On this subject there's quite a lot of papers and books on specialised
forms of drawing -- diagramming and flowcharting come immediately to
mind. On diagramming: from Venn's On the diagrammatic and mechanical 
representations of propositions and reasoning (1880) to Gardner's 
Logic machines and diagrams (1958), Larkin and Simon's Why a diagram 
is sometimes worth ten thousand words (1987), to Blackwell's Thinking 
with diagrams (2001), Dörfler's Diagrammatic thinking (2005) and 
Stjernfelt and Østergaard, Diagrammatic problem solving (2016). 
On flowcharting:from Playfair's The commercial and political
atlas (1801), Gilbreth and Gilbreth's Process charts (1921) to Krämer
and Ljungberg, Thinking with diagrams (2016). There's Swade's Automatic
computation (2010), with a reproduction of Babbage's Mechanical Notation
flowchart. Everyone will think of Tufte's books.

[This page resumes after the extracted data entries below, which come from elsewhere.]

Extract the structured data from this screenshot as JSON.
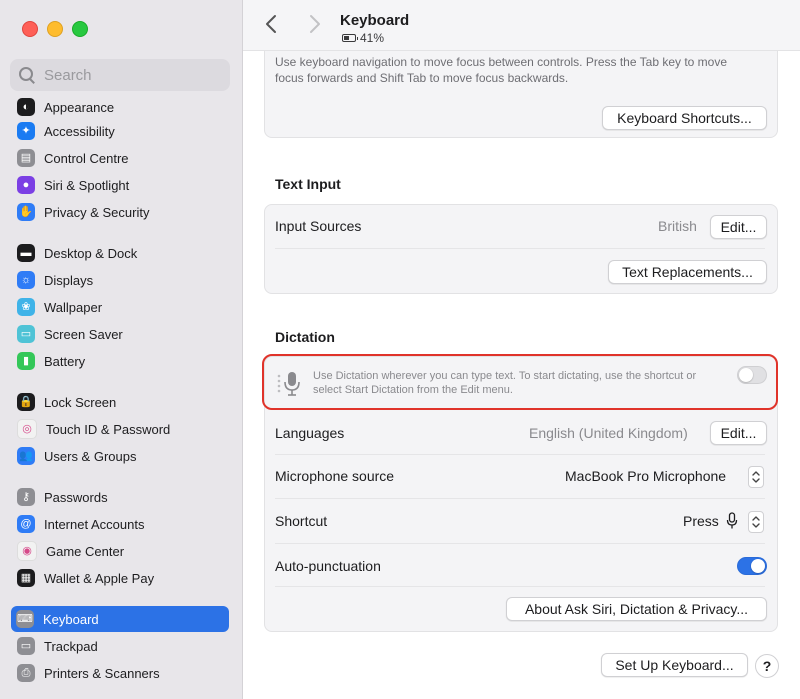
{
  "window": {
    "title": "Keyboard",
    "battery": "41%"
  },
  "search": {
    "placeholder": "Search"
  },
  "sidebar": {
    "items": [
      {
        "label": "Appearance",
        "icon": "appearance-icon",
        "color": "#1c1c1e",
        "glyph": "◐"
      },
      {
        "label": "Accessibility",
        "icon": "accessibility-icon",
        "color": "#1a7bf2",
        "glyph": "✦"
      },
      {
        "label": "Control Centre",
        "icon": "control-centre-icon",
        "color": "#8e8e93",
        "glyph": "▤"
      },
      {
        "label": "Siri & Spotlight",
        "icon": "siri-icon",
        "color": "#7b3fe4",
        "glyph": "●"
      },
      {
        "label": "Privacy & Security",
        "icon": "hand-icon",
        "color": "#2f7cf6",
        "glyph": "✋"
      },
      {
        "label": "Desktop & Dock",
        "icon": "dock-icon",
        "color": "#1c1c1e",
        "glyph": "▬"
      },
      {
        "label": "Displays",
        "icon": "displays-icon",
        "color": "#2f7cf6",
        "glyph": "☼"
      },
      {
        "label": "Wallpaper",
        "icon": "wallpaper-icon",
        "color": "#3fb3e8",
        "glyph": "❀"
      },
      {
        "label": "Screen Saver",
        "icon": "screen-saver-icon",
        "color": "#4fc3d6",
        "glyph": "▭"
      },
      {
        "label": "Battery",
        "icon": "battery-icon",
        "color": "#34c759",
        "glyph": "▮"
      },
      {
        "label": "Lock Screen",
        "icon": "lock-icon",
        "color": "#1c1c1e",
        "glyph": "🔒"
      },
      {
        "label": "Touch ID & Password",
        "icon": "fingerprint-icon",
        "color": "#f2f2f2",
        "glyph": "◎"
      },
      {
        "label": "Users & Groups",
        "icon": "users-icon",
        "color": "#2f7cf6",
        "glyph": "👥"
      },
      {
        "label": "Passwords",
        "icon": "key-icon",
        "color": "#8e8e93",
        "glyph": "⚷"
      },
      {
        "label": "Internet Accounts",
        "icon": "at-icon",
        "color": "#2f7cf6",
        "glyph": "@"
      },
      {
        "label": "Game Center",
        "icon": "game-center-icon",
        "color": "#f2f2f2",
        "glyph": "◉"
      },
      {
        "label": "Wallet & Apple Pay",
        "icon": "wallet-icon",
        "color": "#1c1c1e",
        "glyph": "▦"
      },
      {
        "label": "Keyboard",
        "icon": "keyboard-icon",
        "color": "#8e8e93",
        "glyph": "⌨",
        "selected": true
      },
      {
        "label": "Trackpad",
        "icon": "trackpad-icon",
        "color": "#8e8e93",
        "glyph": "▭"
      },
      {
        "label": "Printers & Scanners",
        "icon": "printer-icon",
        "color": "#8e8e93",
        "glyph": "⎙"
      }
    ]
  },
  "navigation": {
    "help_text": "Use keyboard navigation to move focus between controls. Press the Tab key to move focus forwards and Shift Tab to move focus backwards.",
    "shortcuts_button": "Keyboard Shortcuts..."
  },
  "text_input": {
    "title": "Text Input",
    "input_sources_label": "Input Sources",
    "input_sources_value": "British",
    "edit_button": "Edit...",
    "text_replacements_button": "Text Replacements..."
  },
  "dictation": {
    "title": "Dictation",
    "description": "Use Dictation wherever you can type text. To start dictating, use the shortcut or select Start Dictation from the Edit menu.",
    "enabled": false,
    "languages_label": "Languages",
    "languages_value": "English (United Kingdom)",
    "languages_edit": "Edit...",
    "mic_label": "Microphone source",
    "mic_value": "MacBook Pro Microphone",
    "shortcut_label": "Shortcut",
    "shortcut_value": "Press",
    "autopunct_label": "Auto-punctuation",
    "autopunct_enabled": true,
    "about_button": "About Ask Siri, Dictation & Privacy..."
  },
  "footer": {
    "setup_button": "Set Up Keyboard...",
    "help_button": "?"
  },
  "colors": {
    "accent": "#2c72e6",
    "highlight": "#e0332a"
  }
}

But digging deeper, perhaps by going wider, would be very good -- on the
kinaesthetics of thinking with the drawing instrument &c.

Yours,
WM
--
Willard McCarty (www.mccarty.org.uk/),
Professor emeritus, Department of Digital Humanities, King's College London;
Adjunct Professor, Western Sydney University; Editor, Interdisciplinary
Science Reviews (www.tandfonline.com/loi/yisr20) and Humanist
(www.dhhumanist.org)



--[2]------------------------------------------------------------------------
        Date: 2019-03-31 09:23:25+00:00
        From: Maria Spanovangelis 
        Subject: R: [Humanist] 32.583: drawing and thinking?

I don't work in this field, however I was a student at Liceo Classico (high
school with Greek and Latin grammar and literature) where I studied
philosophy,history of art, some basics about aesthetics, and I loved drawing
and knowing techniques. As a primary school teacher I'm fond of illustrators
and I was in contact with people working at museums offering laboratories to the
children. Let me know if my experiences can be useful to the debate.

Best regards

Maria Spanovangelis
spanov153@gmail.com


Inviato dal mio dispositivo Windows 10

Da: Humanist
Inviato: domenica 31 marzo 2019 07:35
A: publish-liv@humanist.kdl.kcl.ac.uk
Oggetto: [Humanist] 32.583: drawing and thinking?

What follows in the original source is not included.